There’s been a lot of speculation on whether we’re hitting the limits of our current approaches to scaling AI. Will OpenAI and others be able to continue to scale up models at the same pace? Will these new models be able to solve new problems, or will GPT-7 be just an iteration over GPT-4 ?
A recent paper regarding multi-modal models has clearly indicated that when it comes to CLIP and Stable-Diffusion, the scaling laws are not as favorable as one might think.
The paper
The paper “No ‘Zero-Shot’ Without Exponential Data” examines how the performance of multimodal models like CLIP and Stable Diffusion is influenced by the frequency of concepts in their pretraining datasets. It finds that these models require exponentially more data to achieve linear improvements in performance for “zero-shot” tasks, highlighting a significant sample inefficiency. This finding implies that the impressive performance of such models is largely due to extensive pretraining data rather than true zero-shot generalization capabilities.
“Sample inefficiency” refers to the need for an excessively large amount of data to achieve a relatively small improvement in performance. In the context of machine learning models, it indicates that as you scale the model or attempt to perform more complex tasks (like zero-shot learning), the amount of additional data required increases disproportionately compared to the performance gains. This inefficiency can make it costly and impractical to keep improving the model solely by increasing the dataset size, as the benefits diminish relative to the data volume and computational resources needed.
This research has significant implications for the scalability and future development of large language models (LLMs) like GPT-4. Much like multimodal models, LLMs also benefit from vast amounts of diverse training data to improve their performance on various tasks. The study’s finding of a log-linear relationship between concept frequency and performance suggests that LLMs might also face similar challenges in achieving true zero-shot learning without exponentially increasing their training data.
The implications
For instance, while LLMs can generate coherent and contextually appropriate text across various topics, their performance improves significantly when the training data includes a higher frequency of relevant concepts. This explains why models trained on extensive datasets, such as those encompassing diverse domains and large vocabularies, perform better in generating accurate and relevant responses across different subjects.
The implications for scaling LLMs are profound. To achieve robust zero-shot performance, simply increasing the size of the model may not be sufficient. Instead, it may require curating more extensive and diverse datasets, explicitly rebalancing concept distributions, and addressing issues such as data alignment and sample efficiency. As we push the boundaries of what these models can do, understanding the relationship between data frequency and model performance will be crucial for developing more efficient and capable AI systems.

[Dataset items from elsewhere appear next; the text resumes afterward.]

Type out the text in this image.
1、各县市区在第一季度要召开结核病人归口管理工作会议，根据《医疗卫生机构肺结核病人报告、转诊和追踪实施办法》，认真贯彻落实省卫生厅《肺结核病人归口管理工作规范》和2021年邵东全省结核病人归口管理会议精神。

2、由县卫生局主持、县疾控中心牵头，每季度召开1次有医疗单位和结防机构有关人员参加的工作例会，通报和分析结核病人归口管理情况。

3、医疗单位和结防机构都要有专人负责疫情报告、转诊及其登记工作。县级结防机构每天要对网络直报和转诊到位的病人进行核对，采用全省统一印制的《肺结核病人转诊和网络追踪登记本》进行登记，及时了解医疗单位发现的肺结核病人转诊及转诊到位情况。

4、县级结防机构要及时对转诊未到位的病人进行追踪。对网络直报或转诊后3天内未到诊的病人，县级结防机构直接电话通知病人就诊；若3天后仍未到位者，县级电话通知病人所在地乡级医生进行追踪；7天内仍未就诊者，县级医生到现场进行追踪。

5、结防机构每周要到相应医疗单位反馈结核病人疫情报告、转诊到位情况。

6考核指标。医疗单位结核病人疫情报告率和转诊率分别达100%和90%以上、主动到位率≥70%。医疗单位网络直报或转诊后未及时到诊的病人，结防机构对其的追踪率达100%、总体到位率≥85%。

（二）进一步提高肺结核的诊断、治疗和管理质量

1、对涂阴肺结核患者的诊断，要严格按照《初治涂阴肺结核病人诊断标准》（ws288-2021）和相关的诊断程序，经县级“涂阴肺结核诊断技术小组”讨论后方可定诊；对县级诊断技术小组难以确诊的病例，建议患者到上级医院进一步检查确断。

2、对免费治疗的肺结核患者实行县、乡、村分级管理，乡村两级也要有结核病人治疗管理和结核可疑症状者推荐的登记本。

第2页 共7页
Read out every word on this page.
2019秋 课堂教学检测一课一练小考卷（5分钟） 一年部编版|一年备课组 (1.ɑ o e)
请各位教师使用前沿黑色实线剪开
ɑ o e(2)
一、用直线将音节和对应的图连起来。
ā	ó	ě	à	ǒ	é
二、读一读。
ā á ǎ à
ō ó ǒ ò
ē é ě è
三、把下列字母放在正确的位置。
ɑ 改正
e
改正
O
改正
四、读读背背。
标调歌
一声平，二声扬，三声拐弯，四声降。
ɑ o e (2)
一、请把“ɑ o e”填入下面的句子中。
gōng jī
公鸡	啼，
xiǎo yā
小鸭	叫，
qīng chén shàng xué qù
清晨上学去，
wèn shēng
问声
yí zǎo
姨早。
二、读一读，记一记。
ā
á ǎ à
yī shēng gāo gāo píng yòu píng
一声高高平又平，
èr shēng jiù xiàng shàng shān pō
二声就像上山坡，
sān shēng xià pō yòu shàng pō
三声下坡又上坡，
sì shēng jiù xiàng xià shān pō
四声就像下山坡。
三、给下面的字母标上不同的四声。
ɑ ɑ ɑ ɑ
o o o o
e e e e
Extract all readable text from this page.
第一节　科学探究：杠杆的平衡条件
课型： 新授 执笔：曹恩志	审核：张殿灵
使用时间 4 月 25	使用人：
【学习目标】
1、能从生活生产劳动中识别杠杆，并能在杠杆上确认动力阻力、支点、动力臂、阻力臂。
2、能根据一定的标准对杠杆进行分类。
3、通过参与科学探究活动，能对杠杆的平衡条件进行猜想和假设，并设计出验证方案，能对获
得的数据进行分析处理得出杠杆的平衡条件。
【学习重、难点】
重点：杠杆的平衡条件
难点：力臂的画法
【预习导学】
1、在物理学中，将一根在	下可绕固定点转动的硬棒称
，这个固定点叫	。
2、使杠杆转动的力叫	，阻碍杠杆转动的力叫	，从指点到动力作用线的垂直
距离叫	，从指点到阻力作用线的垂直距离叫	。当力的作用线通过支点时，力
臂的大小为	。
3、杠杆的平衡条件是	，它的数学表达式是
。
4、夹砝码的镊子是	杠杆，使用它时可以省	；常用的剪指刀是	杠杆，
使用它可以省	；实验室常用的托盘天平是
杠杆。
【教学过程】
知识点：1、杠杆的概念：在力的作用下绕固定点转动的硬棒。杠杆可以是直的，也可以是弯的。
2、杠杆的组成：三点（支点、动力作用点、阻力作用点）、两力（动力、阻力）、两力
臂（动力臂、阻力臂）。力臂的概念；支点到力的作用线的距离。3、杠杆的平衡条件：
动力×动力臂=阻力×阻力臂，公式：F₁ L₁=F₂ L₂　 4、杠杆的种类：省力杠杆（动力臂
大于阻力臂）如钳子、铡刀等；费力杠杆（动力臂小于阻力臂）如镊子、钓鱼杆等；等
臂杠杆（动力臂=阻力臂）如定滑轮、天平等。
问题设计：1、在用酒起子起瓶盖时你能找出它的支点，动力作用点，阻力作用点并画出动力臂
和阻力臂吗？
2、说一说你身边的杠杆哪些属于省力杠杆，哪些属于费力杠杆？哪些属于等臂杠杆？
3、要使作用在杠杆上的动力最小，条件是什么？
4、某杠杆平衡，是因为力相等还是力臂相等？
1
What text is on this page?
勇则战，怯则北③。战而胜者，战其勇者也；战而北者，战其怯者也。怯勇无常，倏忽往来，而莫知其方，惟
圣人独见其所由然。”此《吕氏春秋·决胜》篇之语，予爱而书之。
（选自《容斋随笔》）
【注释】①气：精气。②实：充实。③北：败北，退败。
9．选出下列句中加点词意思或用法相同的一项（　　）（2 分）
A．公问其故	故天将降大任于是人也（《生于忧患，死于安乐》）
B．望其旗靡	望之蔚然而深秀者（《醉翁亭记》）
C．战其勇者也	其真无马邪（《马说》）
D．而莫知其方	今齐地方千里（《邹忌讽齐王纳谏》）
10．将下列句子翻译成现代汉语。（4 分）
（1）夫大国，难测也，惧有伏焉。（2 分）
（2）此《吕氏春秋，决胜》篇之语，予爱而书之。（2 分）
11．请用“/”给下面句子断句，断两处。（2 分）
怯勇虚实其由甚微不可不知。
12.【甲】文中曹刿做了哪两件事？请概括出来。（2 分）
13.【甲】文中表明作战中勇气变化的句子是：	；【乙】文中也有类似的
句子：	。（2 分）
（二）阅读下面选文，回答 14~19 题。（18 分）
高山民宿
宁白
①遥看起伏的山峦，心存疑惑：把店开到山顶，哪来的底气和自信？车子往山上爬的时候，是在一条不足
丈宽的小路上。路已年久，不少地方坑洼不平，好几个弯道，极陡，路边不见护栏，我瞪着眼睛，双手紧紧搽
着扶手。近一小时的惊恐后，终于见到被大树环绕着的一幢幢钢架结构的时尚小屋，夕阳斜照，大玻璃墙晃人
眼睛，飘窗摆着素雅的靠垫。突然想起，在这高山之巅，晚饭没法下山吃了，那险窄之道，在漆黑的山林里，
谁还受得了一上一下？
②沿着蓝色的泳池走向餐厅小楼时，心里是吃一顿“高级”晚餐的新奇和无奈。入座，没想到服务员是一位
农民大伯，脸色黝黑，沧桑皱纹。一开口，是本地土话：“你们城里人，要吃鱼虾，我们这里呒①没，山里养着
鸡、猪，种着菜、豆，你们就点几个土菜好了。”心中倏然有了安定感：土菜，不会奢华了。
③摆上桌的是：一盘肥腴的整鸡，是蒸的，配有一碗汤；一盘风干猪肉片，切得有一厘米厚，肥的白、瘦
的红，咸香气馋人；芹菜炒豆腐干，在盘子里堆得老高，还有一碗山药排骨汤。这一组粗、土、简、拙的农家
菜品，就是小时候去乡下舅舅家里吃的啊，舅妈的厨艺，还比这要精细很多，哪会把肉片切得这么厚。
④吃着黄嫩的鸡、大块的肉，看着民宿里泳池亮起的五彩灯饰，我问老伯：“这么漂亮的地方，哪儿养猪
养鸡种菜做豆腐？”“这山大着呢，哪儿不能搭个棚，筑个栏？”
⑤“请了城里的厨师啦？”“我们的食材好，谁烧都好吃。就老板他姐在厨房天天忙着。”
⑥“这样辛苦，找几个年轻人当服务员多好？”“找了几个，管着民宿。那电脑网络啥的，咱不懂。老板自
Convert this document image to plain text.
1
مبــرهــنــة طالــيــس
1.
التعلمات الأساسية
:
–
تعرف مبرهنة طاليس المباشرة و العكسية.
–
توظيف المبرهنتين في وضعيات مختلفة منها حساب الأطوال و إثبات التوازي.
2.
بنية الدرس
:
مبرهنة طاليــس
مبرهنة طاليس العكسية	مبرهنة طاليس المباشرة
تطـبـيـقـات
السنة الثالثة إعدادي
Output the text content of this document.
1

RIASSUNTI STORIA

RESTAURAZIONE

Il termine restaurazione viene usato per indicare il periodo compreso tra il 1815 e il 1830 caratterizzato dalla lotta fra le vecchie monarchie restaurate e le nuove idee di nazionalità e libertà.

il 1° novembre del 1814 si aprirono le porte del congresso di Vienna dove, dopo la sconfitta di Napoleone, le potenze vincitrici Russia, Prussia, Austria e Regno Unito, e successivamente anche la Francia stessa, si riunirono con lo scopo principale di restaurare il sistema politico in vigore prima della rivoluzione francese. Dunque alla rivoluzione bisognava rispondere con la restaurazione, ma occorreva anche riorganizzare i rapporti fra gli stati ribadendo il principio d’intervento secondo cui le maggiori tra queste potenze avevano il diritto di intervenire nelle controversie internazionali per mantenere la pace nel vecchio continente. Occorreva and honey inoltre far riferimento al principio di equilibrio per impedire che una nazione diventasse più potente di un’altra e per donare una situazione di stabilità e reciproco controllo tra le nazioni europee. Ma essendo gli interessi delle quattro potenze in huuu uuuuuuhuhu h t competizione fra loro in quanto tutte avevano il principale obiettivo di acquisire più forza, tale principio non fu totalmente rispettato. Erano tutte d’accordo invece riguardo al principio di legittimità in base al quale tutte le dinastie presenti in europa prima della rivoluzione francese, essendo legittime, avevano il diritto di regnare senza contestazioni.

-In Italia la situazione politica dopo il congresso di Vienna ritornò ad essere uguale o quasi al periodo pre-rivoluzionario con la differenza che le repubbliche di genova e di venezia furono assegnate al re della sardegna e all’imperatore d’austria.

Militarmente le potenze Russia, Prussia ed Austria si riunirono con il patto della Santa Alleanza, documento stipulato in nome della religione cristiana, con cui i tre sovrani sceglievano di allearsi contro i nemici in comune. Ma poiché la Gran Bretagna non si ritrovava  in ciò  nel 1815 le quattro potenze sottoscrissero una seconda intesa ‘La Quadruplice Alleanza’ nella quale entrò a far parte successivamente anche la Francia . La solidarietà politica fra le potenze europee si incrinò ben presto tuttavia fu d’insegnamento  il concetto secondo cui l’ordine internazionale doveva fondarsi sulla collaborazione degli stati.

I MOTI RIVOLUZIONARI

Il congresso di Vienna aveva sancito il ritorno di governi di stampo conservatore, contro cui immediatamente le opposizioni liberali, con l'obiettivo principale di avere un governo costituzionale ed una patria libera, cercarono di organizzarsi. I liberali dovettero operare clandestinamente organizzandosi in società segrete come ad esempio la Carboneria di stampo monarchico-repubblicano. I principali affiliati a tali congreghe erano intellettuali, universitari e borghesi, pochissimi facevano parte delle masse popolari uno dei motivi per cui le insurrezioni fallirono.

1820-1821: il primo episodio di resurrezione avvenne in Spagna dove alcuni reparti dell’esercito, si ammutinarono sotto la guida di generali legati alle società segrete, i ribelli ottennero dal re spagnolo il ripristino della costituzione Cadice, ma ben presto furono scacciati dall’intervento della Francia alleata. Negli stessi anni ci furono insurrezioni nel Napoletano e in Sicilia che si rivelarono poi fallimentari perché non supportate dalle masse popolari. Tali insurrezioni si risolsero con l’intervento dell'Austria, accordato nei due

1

This research underscores the importance of data quality and diversity in training large language models and multimodal models. It also highlights the challenges of achieving true zero-shot learning and generalization in AI systems.
The data problem
Where will we get all the curated, diverse, and high-quality data needed to train these models effectively? The data problem is a significant bottleneck in scaling - there are limits to how much data is available and how quickly it can be processed. Additionally, the quality and diversity of data are crucial factors. Without addressing these issues, we may struggle to maintain the pace of progress seen in recent years.
Other papers have discussed this, and the consensus seems to be that number of tokens trumps model size. This means that the amount of data used to train a model is more critical than the model’s size in determining its performance. But, where will all the data come from ? Sure, there’s still a lot of non-text data out there, but do we have the techniques to effectively use it in a way where models can learn from it ?
The Chinchilla scaling law addresses the efficiency of training large language models by balancing model size and the amount of training data. According to this law, for a given compute budget, the best performance is achieved by using smaller models trained on more data, rather than larger models with less data. This contrasts with previous approaches that focused on scaling up model size alone. The Chinchilla law suggests that for optimal performance and cost-effectiveness, a balance between model size and data quantity is essential.
Where will we go from here?
Quite honestly, it’s hard to predict where we’ll go from here. Perhaps we will overcome the data problem by using non-textual data more effectively, or maybe we’ll find ways to generate synthetic data that can help train models more efficiently (albeit, to me this kind of sounds non-sensical). The future of AI scaling is uncertain, but one thing is clear: we need to address the challenges posed by data quality, diversity, and sample efficiency to continue pushing the boundaries.